The Aon Risk Maturity Index Insight Report, November 2013 was developed by Aon plc in conjunction with the Wharton School of the University of Pennsylvania. The purpose of this study was to confirm the relationship between more mature risk management practices and stronger financial results. The study evaluated the relationship between the maturity of risk management and three financial performance criteria: stock price and volatility of stock price, return on equity, and resiliency.

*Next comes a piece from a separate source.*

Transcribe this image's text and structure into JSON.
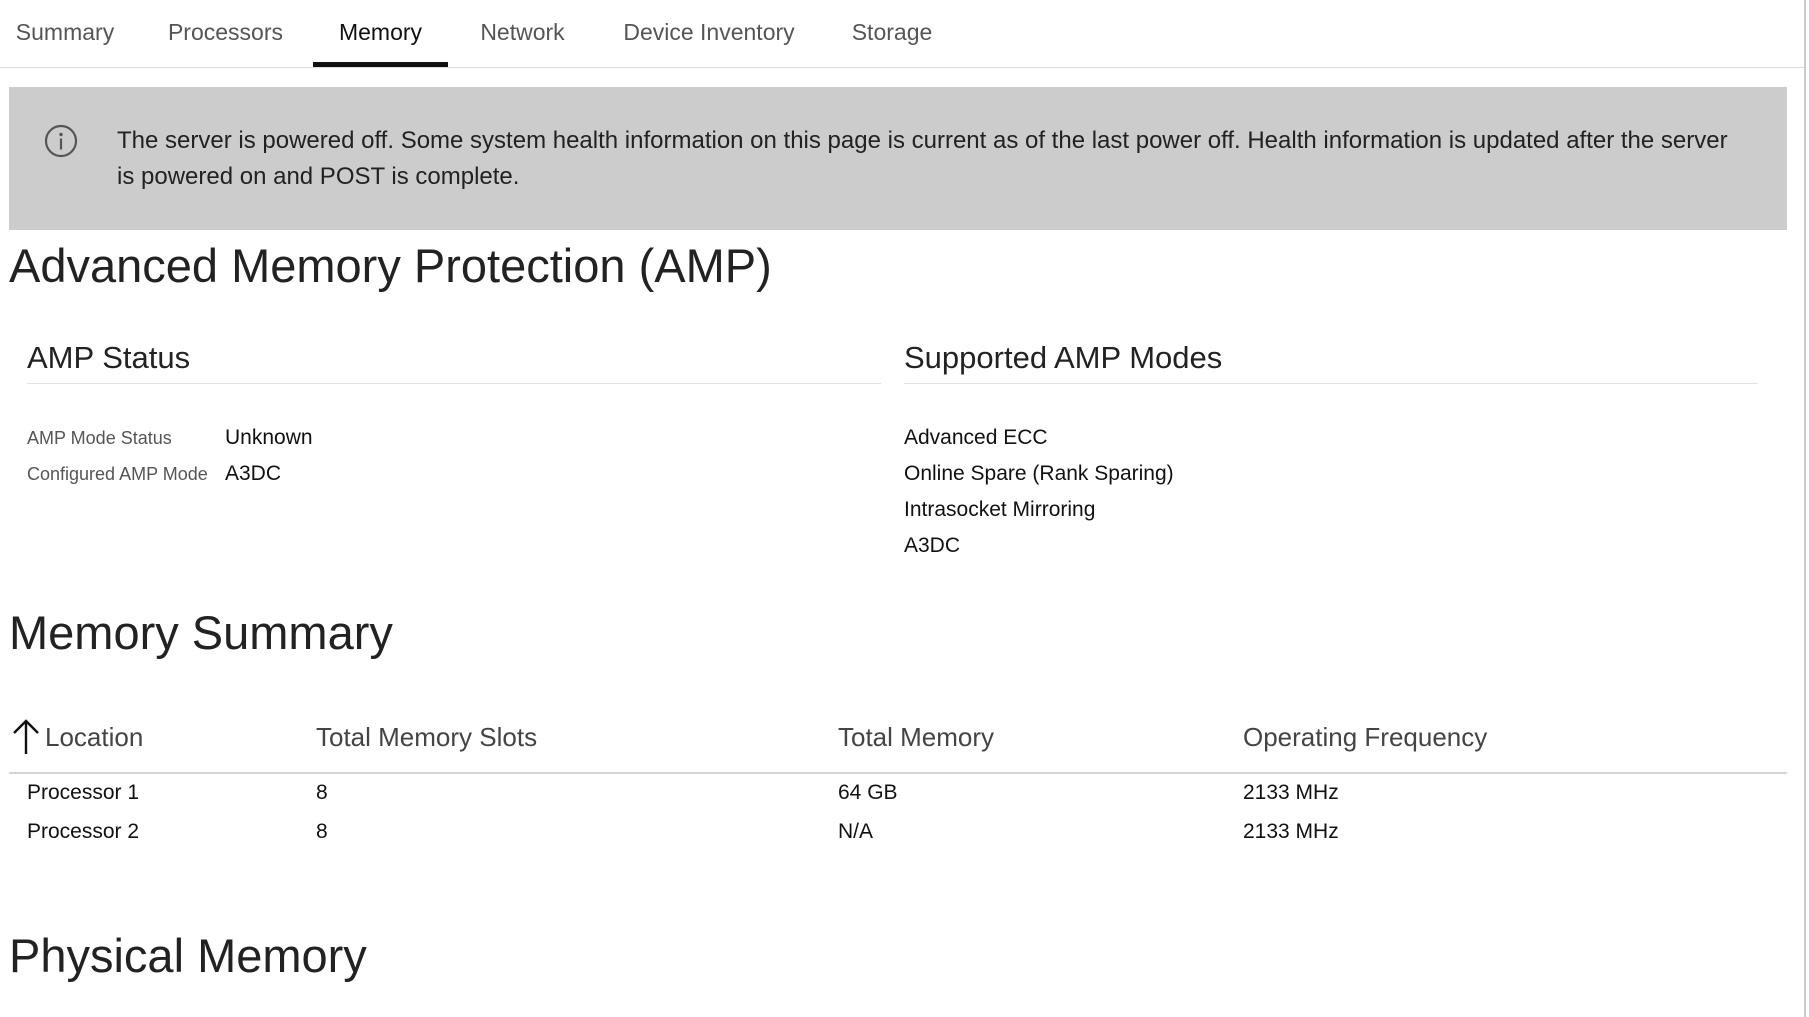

The study defines the most mature risk management companies as companies that are very capable of identifying, measuring and monitoring risks across their organizations; process these risks dynamically and can easily adapt to change. These companies also align their risk management process with their strategic objectives efficiently and effectively. An average risk management process can identify, measure, manage, report and monitor major risks. These companies use policies and techniques to manage risk across the organization, but not consistently. Lastly, the companies that have the least mature risk management processes do not identify risk using a strategic lens and deploy risk mitigation in an ad hoc manner. These companies are more reactive than proactive.
The following are ten characteristics the study used to evaluate risk maturity:<.p>
- Board of Director’s understanding of the company’s strategic risks and how they relate to strategic decision-making
- A Chief Risk Officer who is responsible for the facilitation of the development of risk management
- Effective communication of risks throughout the company
- Risk culture throughout the organization
- Methods with which the company uses to identify existing and emerging risks
- Key stakeholders’ participation in the development and policy setting surrounding risk management
- Decision-making and governance processes that use operational and financial risk information
- Use of risk management insights to enhance long-term growth
- Use of analytical methods to understand the effects of risks and enhance shareholder value through risk management
- The change from risk aversion to risk management and how the company uses risk management to increase shareholder value
Risk Maturity and Stock Price
The study concluded that the firms with advance risk management process increased in stock price 18% while firms that have the lowest on the risk maturity scale experienced a stock price decline of 10% in the period from March 2012 to March 2013. In the same period, the most mature firms experienced 38% less stock volatility than the firms with the lowest risk maturity score.
Risk Maturity and Return on Equity
From March 2012 to March 2013, firms with the most mature risk management processes experienced a positive 37% return on equity performance, while the least mature firms experienced a negative 11% return on equity.
Risk Maturity and Firm Resiliency
In order to determine the relationship between risk maturity and firm resiliency, the study exposed their findings to a stress test based on the Bloomberg Scenario function. The study used three scenarios from the recent past: the Lehman default, the Greek Fiscal Crisis and the Japanese earthquake. The studied modeled how the securities would respond if these events were to happen today.
The Lehman Default: the firms with the most mature risk management processes would notice a decrease of 21% in their stock price. The firms that have the least mature risk management processes would experience a decrease of 30%.
The Greek Fiscal Crisis: the firms with the most mature risk management processes would notice a decrease of 11% in their stock price. The firms that have the least mature risk management processes would experience a decrease of 20%.
The Japanese Earthquake: the firms with the most mature risk management processes would notice a decrease of 0.3% in their stock price. The firms that have the least mature risk management processes would experience a decrease of 3.4%.
The Aon Risk Maturity Index Insight Report, November 2013 used ten risk management characteristics to help identify how mature a firm’s risk management process is. Then it used that information to find a correlation between risk maturity and financial performance. The study also found that as a company’s risk management process improves overtime, the firm becomes more resilient to external, inherent risks.